I had visited Ibiza twice before, briefly, in 1960 and 1963.  I had loved the island, and the writer's life there.  Ziva, a New Yorker to her fingertips, hadn't liked it much and certainly didn't want to live there.  I was mad to live there, or at least somewhere in southern Europe. So I ran away and began a new life.  Ibiza lived up to my expectations.  I found an inexpensive finca, and followed the writer's round there -- stay home and work until noon or so, then drive to Sandy's bar for mail, and then go to El Kiosko, the big out-of-doors cafe in the center of town, for a coffee and to talk with friends, then as often as not have lunch with those friends.  Then home for a siesta.  And then the evening.

I loved it.  And when I met a new woman, Abby Schulman, there for the summer to visit friends, life got even better.  Abby stayed on in the fall and we moved in together.

I was really enjoying my life now.  Trouble was, I wasn't writing as much as I thought I should.  Freelancing between America and a Spanish island presented delays, technical difficulties, a falling off of communication with friends and editors, especially in those pre-computer days.  But I was making some money from movie sales, the Ibiza life seemed worth the difficulties I faced in making a living, and life went merrily on.

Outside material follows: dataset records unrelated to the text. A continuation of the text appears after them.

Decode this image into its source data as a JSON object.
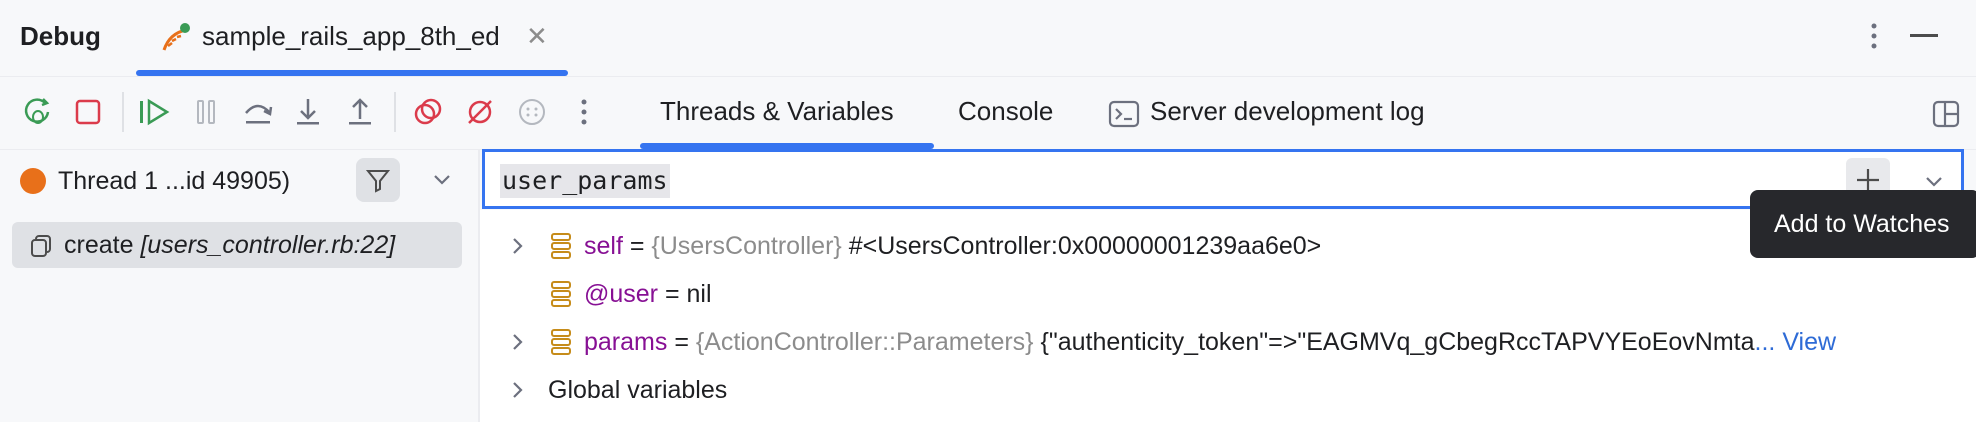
{
  "header": {
    "title": "Debug",
    "tab_label": "sample_rails_app_8th_ed",
    "tab_close": "✕"
  },
  "toolbar": {
    "icons": [
      "rerun-debug-icon",
      "stop-icon",
      "resume-icon",
      "pause-icon",
      "step-over-icon",
      "step-into-icon",
      "step-out-icon",
      "view-breakpoints-icon",
      "mute-breakpoints-icon",
      "more-debug-icon",
      "more-vertical-icon"
    ],
    "tabs": [
      {
        "label": "Threads & Variables",
        "active": true
      },
      {
        "label": "Console",
        "active": false
      },
      {
        "label": "Server development log",
        "active": false
      }
    ]
  },
  "threads": {
    "thread_label": "Thread 1 ...id 49905)",
    "frame_label_prefix": "create ",
    "frame_label_location": "[users_controller.rb:22]"
  },
  "evaluate": {
    "expression": "user_params",
    "tooltip": "Add to Watches"
  },
  "variables": [
    {
      "name": "self",
      "eq": " = ",
      "type": "{UsersController}",
      "value": " #<UsersController:0x00000001239aa6e0>",
      "expandable": true
    },
    {
      "name": "@user",
      "eq": " = ",
      "type": "",
      "value": "nil",
      "expandable": false
    },
    {
      "name": "params",
      "eq": " = ",
      "type": "{ActionController::Parameters}",
      "value": " {\"authenticity_token\"=>\"EAGMVq_gCbegRccTAPVYEoEovNmta",
      "link": "... View",
      "expandable": true
    }
  ],
  "global_label": "Global variables",
  "colors": {
    "accent": "#3574f0",
    "thread_dot": "#e8701a",
    "stop": "#db3b4b",
    "resume": "#3a9b55"
  }
}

I was heavily into drugs at that period.  I had never thought of myself as a junkie.  But that's what I was, though I didn't realize it at the time.  It began with marijuana.  Then, acid -- LSD.  Then psilocybin mushrooms, and other mind-changing substances.  Marijuana was hard to find in Ibiza, but there was plenty of hashish, smuggled in from Morocco and Afghanistan.

I was also using sleeping pills, ever since first getting on them in Acapulco, where Barbara and I had gone on our honeymoon and for me to write my first novel.  The little house we rented on Hornitos Bay was only about a hundred yards from an indigent who lived in a broken-down hovel and whose only possession was a radio, which he blared at all hours of the night and day.  It played hell with my work.  I could not sleep, and so went to a pharmacy in Acapulco to get sleeping pills.  What they sold me were barbiturates, and this was the beginning of my twenty-or-so-year habituation to them.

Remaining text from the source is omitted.